Dispelling the worries of Seattleites who weren't sure where they'd buy homemade potato sausage, lutefisk, or crown pork roast this Christmas, a beloved butcher reopened his meat counter this month.
Tom Salle, whose grandparents in 1937 opened the Top Hat grocery store which evolved into Bernie and Boys, spent 18 months rebuilding a former realtor's office at the edge of White Center. He planned to open Meat the Live Butcher as early as this summer, but was repeatedly slowed by construction delays.
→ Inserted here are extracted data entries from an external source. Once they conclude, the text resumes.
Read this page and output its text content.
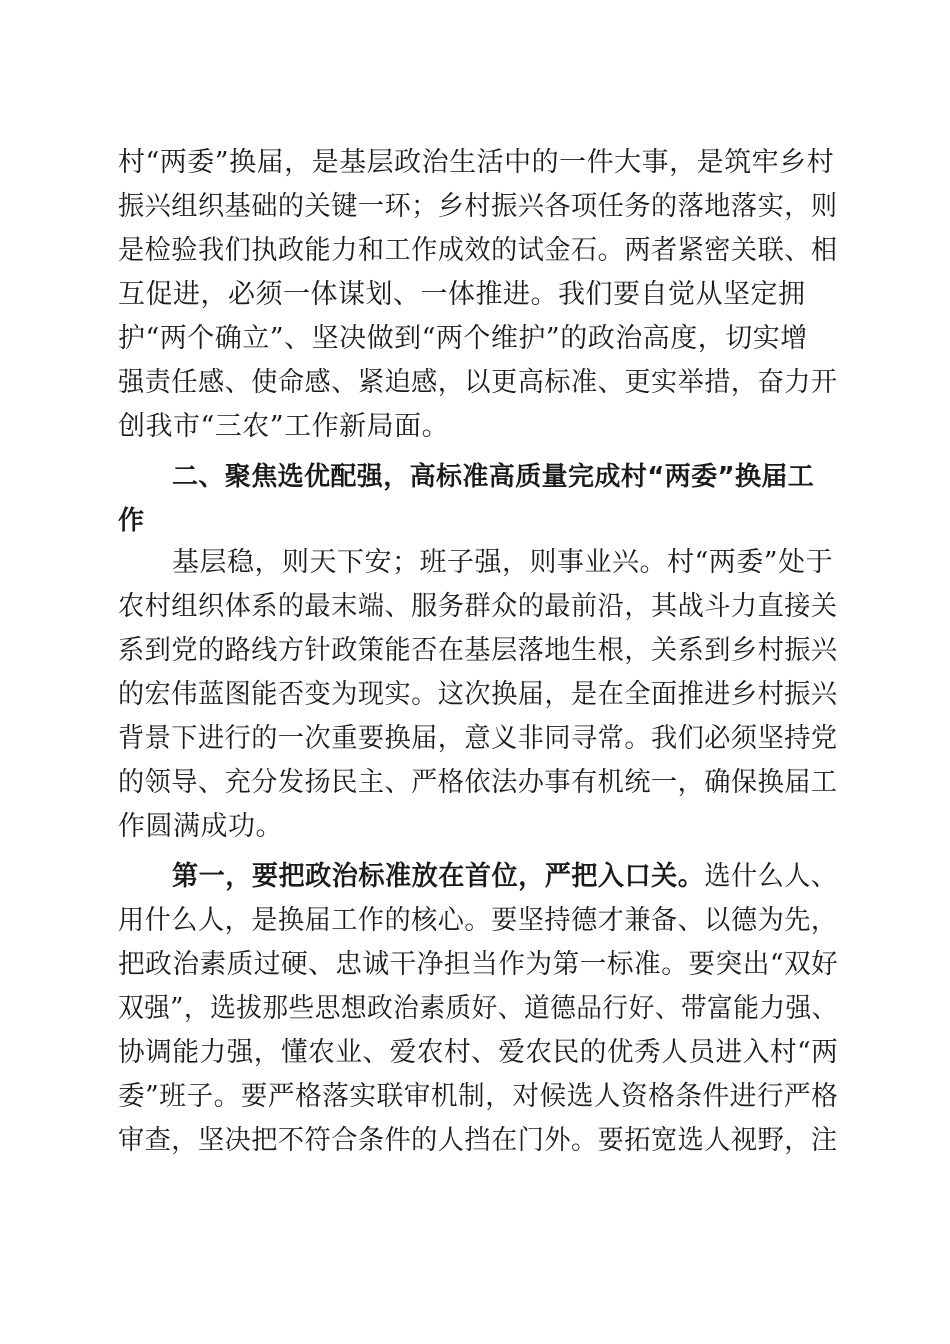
村“两委”换届，是基层政治生活中的一件大事，是筑牢乡村
振兴组织基础的关键一环；乡村振兴各项任务的落地落实，则
是检验我们执政能力和工作成效的试金石。两者紧密关联、相
互促进，必须一体谋划、一体推进。我们要自觉从坚定拥
护“两个确立”、坚决做到“两个维护”的政治高度，切实增
强责任感、使命感、紧迫感，以更高标准、更实举措，奋力开
创我市“三农”工作新局面。
二、聚焦选优配强，高标准高质量完成村“两委”换届工
作
基层稳，则天下安；班子强，则事业兴。村“两委”处于
农村组织体系的最末端、服务群众的最前沿，其战斗力直接关
系到党的路线方针政策能否在基层落地生根，关系到乡村振兴
的宏伟蓝图能否变为现实。这次换届，是在全面推进乡村振兴
背景下进行的一次重要换届，意义非同寻常。我们必须坚持党
的领导、充分发扬民主、严格依法办事有机统一，确保换届工
作圆满成功。
第一，要把政治标准放在首位，严把入口关。选什么人、
用什么人，是换届工作的核心。要坚持德才兼备、以德为先，
把政治素质过硬、忠诚干净担当作为第一标准。要突出“双好
双强”，选拔那些思想政治素质好、道德品行好、带富能力强、
协调能力强，懂农业、爱农村、爱农民的优秀人员进入村“两
委”班子。要严格落实联审机制，对候选人资格条件进行严格
审查，坚决把不符合条件的人挡在门外。要拓宽选人视野，注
The new shop, which community members helped assemble, is about the size of the meat department in the family's first grocery.
Salle says he's furnished the 800-square-foot store with reclaimed barn wood from Whidbey Island and diamond plate aluminum doors, but loyal customers who pestered him to carry on the legacy threatened by Bernie and Boys' 2011 closure (a decision Salle attributes to a lost lease and flagging family enthusiasm) are most interested in what he keeps in his meat cases. "They're coming in, looking for the things they always got," Salle says. "Old-fashioned sausage and customer service."
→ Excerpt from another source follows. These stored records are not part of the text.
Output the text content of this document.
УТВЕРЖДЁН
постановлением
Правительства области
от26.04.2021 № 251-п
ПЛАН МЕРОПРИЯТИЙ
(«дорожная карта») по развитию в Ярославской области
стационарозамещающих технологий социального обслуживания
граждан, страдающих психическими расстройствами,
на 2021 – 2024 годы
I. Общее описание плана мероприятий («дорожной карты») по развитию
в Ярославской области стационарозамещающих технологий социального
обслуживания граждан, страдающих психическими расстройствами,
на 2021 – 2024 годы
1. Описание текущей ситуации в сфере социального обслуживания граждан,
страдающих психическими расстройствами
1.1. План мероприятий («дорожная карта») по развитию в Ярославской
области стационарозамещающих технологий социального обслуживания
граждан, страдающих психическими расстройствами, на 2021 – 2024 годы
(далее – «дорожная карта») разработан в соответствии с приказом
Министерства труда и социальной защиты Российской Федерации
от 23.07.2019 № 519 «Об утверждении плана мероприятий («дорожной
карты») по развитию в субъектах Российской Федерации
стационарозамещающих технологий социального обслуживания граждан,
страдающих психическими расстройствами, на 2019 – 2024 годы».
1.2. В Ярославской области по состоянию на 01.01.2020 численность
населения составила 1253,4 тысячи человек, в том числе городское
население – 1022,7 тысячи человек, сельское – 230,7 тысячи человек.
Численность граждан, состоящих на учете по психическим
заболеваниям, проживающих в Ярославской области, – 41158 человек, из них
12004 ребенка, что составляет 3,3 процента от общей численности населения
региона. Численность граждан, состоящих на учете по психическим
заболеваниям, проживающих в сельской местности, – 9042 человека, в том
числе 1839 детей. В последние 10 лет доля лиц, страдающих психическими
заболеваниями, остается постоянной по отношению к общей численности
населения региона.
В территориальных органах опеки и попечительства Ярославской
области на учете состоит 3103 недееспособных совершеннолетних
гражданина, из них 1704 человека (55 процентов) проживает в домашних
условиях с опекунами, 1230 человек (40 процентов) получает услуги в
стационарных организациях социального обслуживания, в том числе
In addition to choice- and prime-grade pork and beef, the store stocks organic rabbit and natural lamb; bison and elk will be available soon. As at Bernie and Boys, Salle custom-cuts and hand-grinds meat to order, packaging orders in butcher paper. What's new at Meat the Live Butcher is a processing oven which Salle can use to smoke sockeye salmon and dry beef jerky.
Christmas has always been a busy season for Salle. While the store is typically open 10 a.m.–7 p.m. Tuesday–Sunday, he plans to open Meat the Live Butcher next Monday, Christmas Eve. "I might see customers once or twice a year, but for holidays, they're definitely here," he says.
For Salle's own Christmas dinner, he's serving ham. "I usually like to have a rib roast, but whatever Mom wants to do," he says. "We're an Italian family, so we'll have pasta first and then get into the meat of it."